I am stuck at evaluating this limit: $$\lim\limits_{x \to 1}\frac{2^{\sin(\pi x)}-2^{\tan(\pi x)}}{x-1}$$ Can someone help me, please?

Also, I am not supposed to use L'Hospital's rule or derivatives.

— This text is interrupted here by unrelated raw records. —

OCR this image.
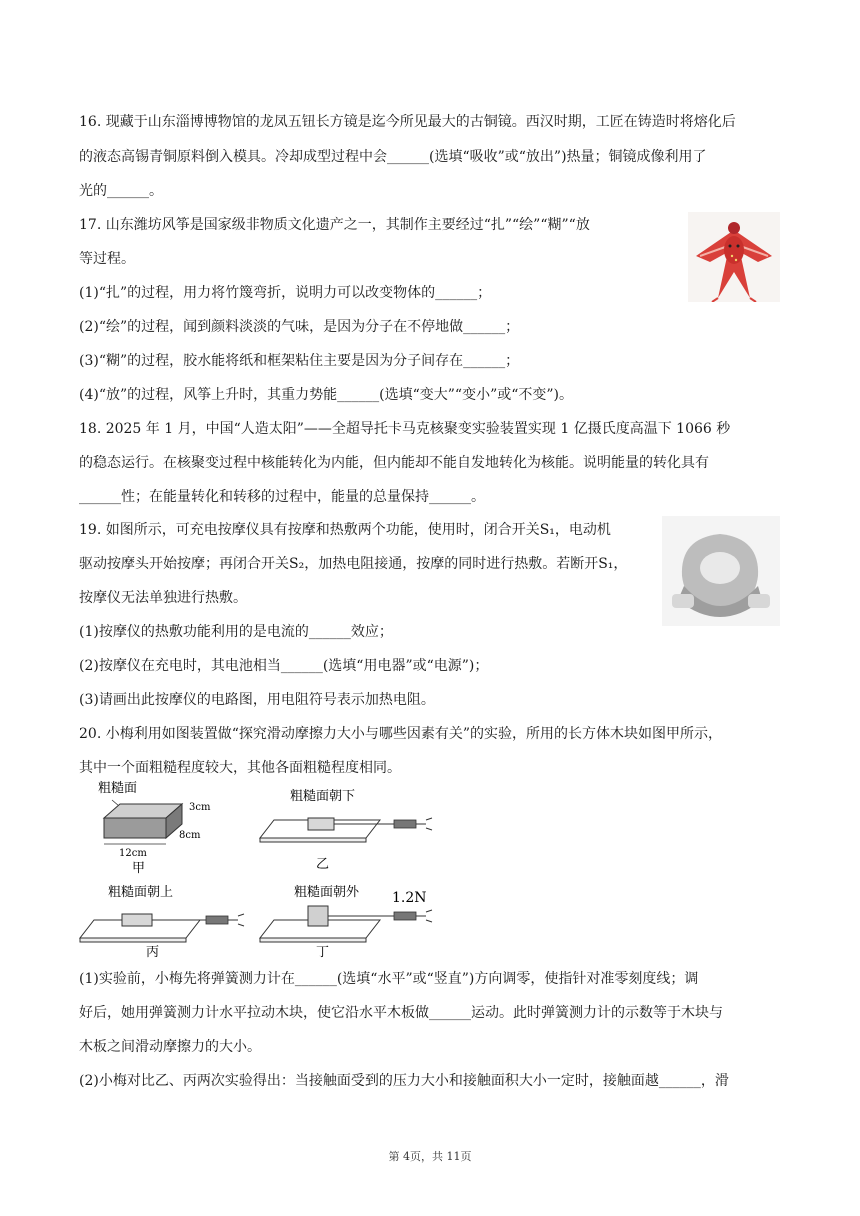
16. 现藏于山东淄博博物馆的龙凤五钮长方镜是迄今所见最大的古铜镜。西汉时期，工匠在铸造时将熔化后
的液态高锡青铜原料倒入模具。冷却成型过程中会______(选填“吸收”或“放出”)热量；铜镜成像利用了
光的______。
17. 山东潍坊风筝是国家级非物质文化遗产之一，其制作主要经过“扎”“绘”“糊”“放
等过程。
(1)“扎”的过程，用力将竹篾弯折，说明力可以改变物体的______；
(2)“绘”的过程，闻到颜料淡淡的气味，是因为分子在不停地做______；
(3)“糊”的过程，胶水能将纸和框架粘住主要是因为分子间存在______；
(4)“放”的过程，风筝上升时，其重力势能______(选填“变大”“变小”或“不变”)。
18. 2025 年 1 月，中国“人造太阳”——全超导托卡马克核聚变实验装置实现 1 亿摄氏度高温下 1066 秒
的稳态运行。在核聚变过程中核能转化为内能，但内能却不能自发地转化为核能。说明能量的转化具有
______性；在能量转化和转移的过程中，能量的总量保持______。
19. 如图所示，可充电按摩仪具有按摩和热敷两个功能，使用时，闭合开关S₁，电动机
驱动按摩头开始按摩；再闭合开关S₂，加热电阻接通，按摩的同时进行热敷。若断开S₁，
按摩仪无法单独进行热敷。
(1)按摩仪的热敷功能利用的是电流的______效应；
(2)按摩仪在充电时，其电池相当______(选填“用电器”或“电源”)；
(3)请画出此按摩仪的电路图，用电阻符号表示加热电阻。
20. 小梅利用如图装置做“探究滑动摩擦力大小与哪些因素有关”的实验，所用的长方体木块如图甲所示，
其中一个面粗糙程度较大，其他各面粗糙程度相同。
粗糙面
3cm
8cm
12cm
甲
粗糙面朝下
乙
粗糙面朝上
丙
粗糙面朝外 1.2N
丁
(1)实验前，小梅先将弹簧测力计在______(选填“水平”或“竖直”)方向调零，使指针对准零刻度线；调
好后，她用弹簧测力计水平拉动木块，使它沿水平木板做______运动。此时弹簧测力计的示数等于木块与
木板之间滑动摩擦力的大小。
(2)小梅对比乙、丙两次实验得出：当接触面受到的压力大小和接触面积大小一定时，接触面越______，滑
第 4页，共 11页
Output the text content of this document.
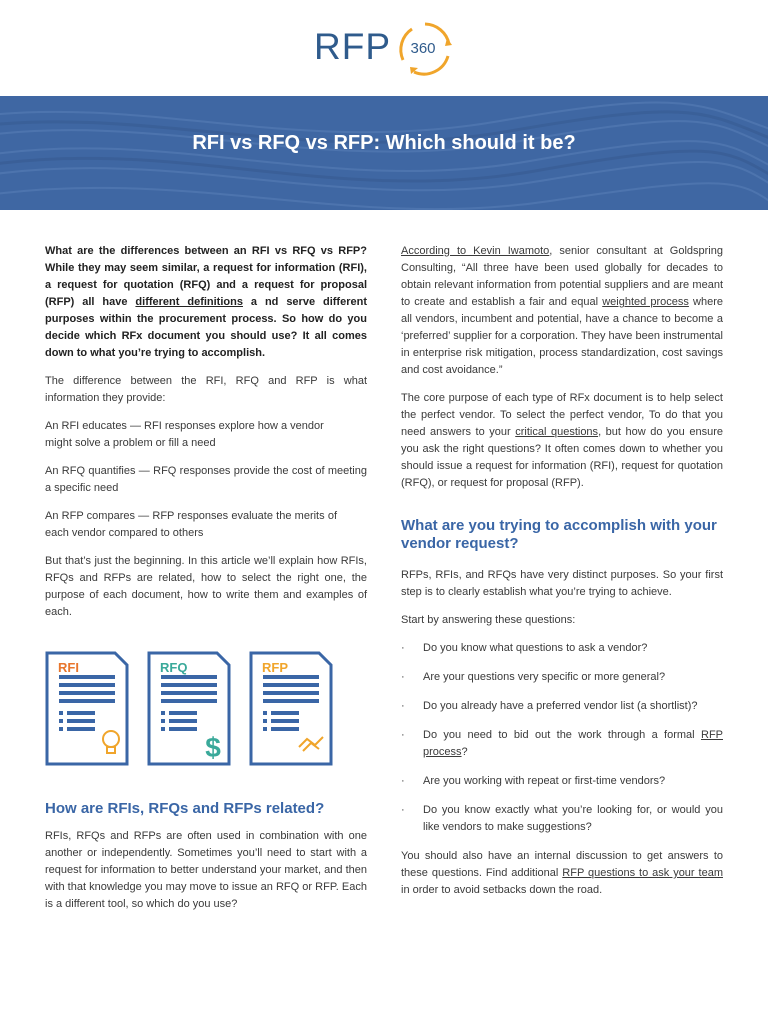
RFP 360
RFI vs RFQ vs RFP: Which should it be?

What are the differences between an RFI vs RFQ vs RFP? While they may seem similar, a request for information (RFI), a request for quotation (RFQ) and a request for proposal (RFP) all have different definitions a nd serve different purposes within the procurement process. So how do you decide which RFx document you should use? It all comes down to what you’re trying to accomplish.

The difference between the RFI, RFQ and RFP is what information they provide:

An RFI educates — RFI responses explore how a vendor might solve a problem or fill a need

An RFQ quantifies — RFQ responses provide the cost of meeting a specific need

An RFP compares — RFP responses evaluate the merits of each vendor compared to others

But that’s just the beginning. In this article we’ll explain how RFIs, RFQs and RFPs are related, how to select the right one, the purpose of each document, how to write them and examples of each.

RFI
$
RFQ	RFP
How are RFIs, RFQs and RFPs related?

RFIs, RFQs and RFPs are often used in combination with one another or independently. Sometimes you’ll need to start with a request for information to better understand your market, and then with that knowledge you may move to issue an RFQ or RFP. Each is a different tool, so which do you use?

According to Kevin Iwamoto, senior consultant at Goldspring Consulting, “All three have been used globally for decades to obtain relevant information from potential suppliers and are meant to create and establish a fair and equal weighted process where all vendors, incumbent and potential, have a chance to become a ‘preferred’ supplier for a corporation. They have been instrumental in enterprise risk mitigation, process standardization, cost savings and cost avoidance.”

The core purpose of each type of RFx document is to help select the perfect vendor. To select the perfect vendor, To do that you need answers to your critical questions, but how do you ensure you ask the right questions? It often comes down to whether you should issue a request for information (RFI), request for quotation (RFQ), or request for proposal (RFP).

What are you trying to accomplish with your vendor request?

RFPs, RFIs, and RFQs have very distinct purposes. So your first step is to clearly establish what you’re trying to achieve.

Start by answering these questions:

· Do you know what questions to ask a vendor?
· Are your questions very specific or more general?
· Do you already have a preferred vendor list (a shortlist)?
· Do you need to bid out the work through a formal RFP process?
· Are you working with repeat or first-time vendors?
· Do you know exactly what you’re looking for, or would you like vendors to make suggestions?

You should also have an internal discussion to get answers to these questions. Find additional RFP questions to ask your team in order to avoid setbacks down the road.
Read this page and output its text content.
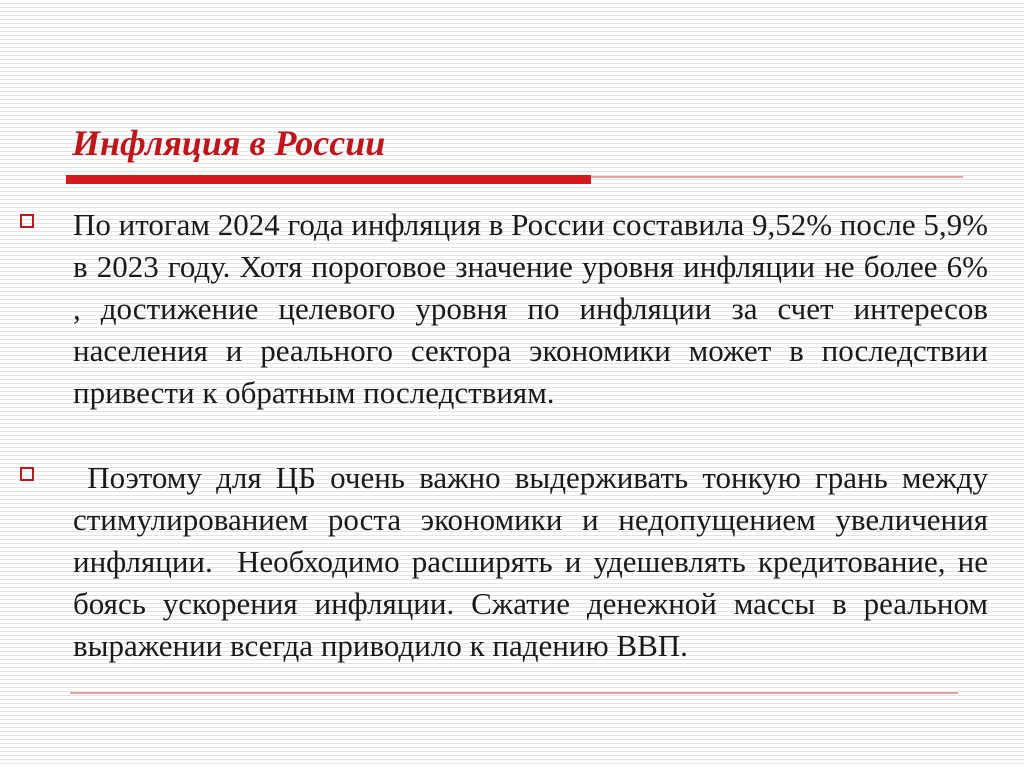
Инфляция в России

По итогам 2024 года инфляция в России составила 9,52% после 5,9% в 2023 году. Хотя пороговое значение уровня инфляции не более 6% , достижение целевого уровня по инфляции за счет интересов населения и реального сектора экономики может в последствии привести к обратным последствиям.

Поэтому для ЦБ очень важно выдерживать тонкую грань между стимулированием роста экономики и недопущением увеличения инфляции.  Необходимо расширять и удешевлять кредитование, не боясь ускорения инфляции. Сжатие денежной массы в реальном выражении всегда приводило к падению ВВП.
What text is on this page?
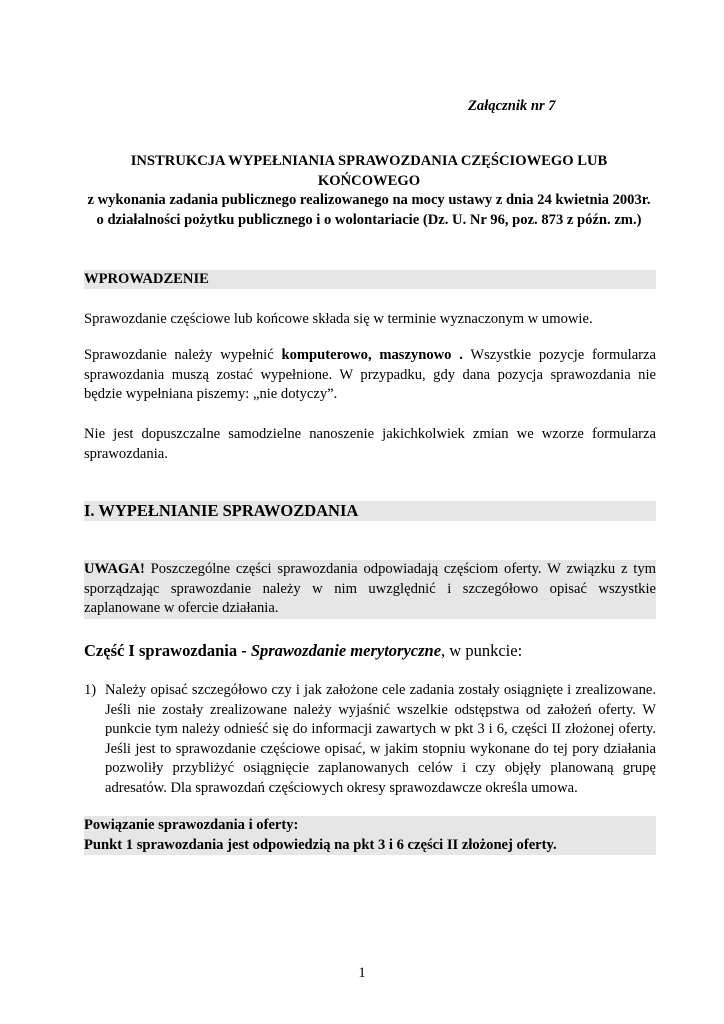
Załącznik nr 7
INSTRUKCJA WYPEŁNIANIA SPRAWOZDANIA CZĘŚCIOWEGO LUB
KOŃCOWEGO
z wykonania zadania publicznego realizowanego na mocy ustawy z dnia 24 kwietnia 2003r.
o działalności pożytku publicznego i o wolontariacie (Dz. U. Nr 96, poz. 873 z późn. zm.)
WPROWADZENIE
Sprawozdanie częściowe lub końcowe składa się w terminie wyznaczonym w umowie.
Sprawozdanie należy wypełnić komputerowo, maszynowo . Wszystkie pozycje formularza sprawozdania muszą zostać wypełnione. W przypadku, gdy dana pozycja sprawozdania nie będzie wypełniana piszemy: „nie dotyczy”.
Nie jest dopuszczalne samodzielne nanoszenie jakichkolwiek zmian we wzorze formularza sprawozdania.
I. WYPEŁNIANIE SPRAWOZDANIA
UWAGA! Poszczególne części sprawozdania odpowiadają częściom oferty. W związku z tym sporządzając sprawozdanie należy w nim uwzględnić i szczegółowo opisać wszystkie zaplanowane w ofercie działania.
Część I sprawozdania - Sprawozdanie merytoryczne, w punkcie:
1) Należy opisać szczegółowo czy i jak założone cele zadania zostały osiągnięte i zrealizowane. Jeśli nie zostały zrealizowane należy wyjaśnić wszelkie odstępstwa od założeń oferty. W punkcie tym należy odnieść się do informacji zawartych w pkt 3 i 6, części II złożonej oferty. Jeśli jest to sprawozdanie częściowe opisać, w jakim stopniu wykonane do tej pory działania pozwoliły przybliżyć osiągnięcie zaplanowanych celów i czy objęły planowaną grupę adresatów. Dla sprawozdań częściowych okresy sprawozdawcze określa umowa.
Powiązanie sprawozdania i oferty:
Punkt 1 sprawozdania jest odpowiedzią na pkt 3 i 6 części II złożonej oferty.
1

Thanks!

Answer 1

How about this.

\begin{eqnarray} \mathcal L &=&\lim_{x\to 1} \frac{2^{\sin \pi x}-2^{\tan \pi x}}{x-1}=\\ &\stackrel{x-1 = t}{=}&\lim_{t\to 0} \frac{2^{-\sin \pi t}-2^{\tan \pi t}}{t}=\\ &=&\lim_{t\to 0} \left(\frac{2^{-\sin \pi t}-1}{t}-\frac{2^{\tan \pi t}-1}{t}\right)=\\ &=&\lim_{t\to 0} \left(\frac{e^{-\sin\pi t\log 2}-1}{t}-\frac{e^{\tan\pi t\log 2}-1}{t}\right)=\\ &=&\lim_{t\to 0}\left[\frac{e^{-\sin\pi t\log 2}-1}{-\sin\pi t\log 2}\cdot \left(-\frac{\sin\pi t \log 2}t\right)-\frac{e^{\tan\pi t\log 2}-1}{\tan \pi t \log 2}\cdot \left(\frac{\tan \pi t \log 2}{t}\right)\right]=\\ &=&\lim_{t\to 0}\left(-1\cdot \pi \log 2-1\cdot \pi \log 2\right)=\\ &=&-2\pi \log 2, \end{eqnarray} where we simply used fundamental limits, i.e. $$\frac{e^{\alpha(x)}-1}{\alpha(x)} \to 1,$$ and $$\frac{\sin\alpha(x)}{\alpha(x)} \to 1$$ when $\alpha(x) \to 0$.

Answer 2

You can then replace $x = y+1$ which gives you $$\lim\limits_{y \to 0}\frac{2^{-\sin(\pi y)}-2^{\tan(\pi y)}}{y}$$

Now, convert numerator in the power of e, then expand using this formula. You can then easily evaluate.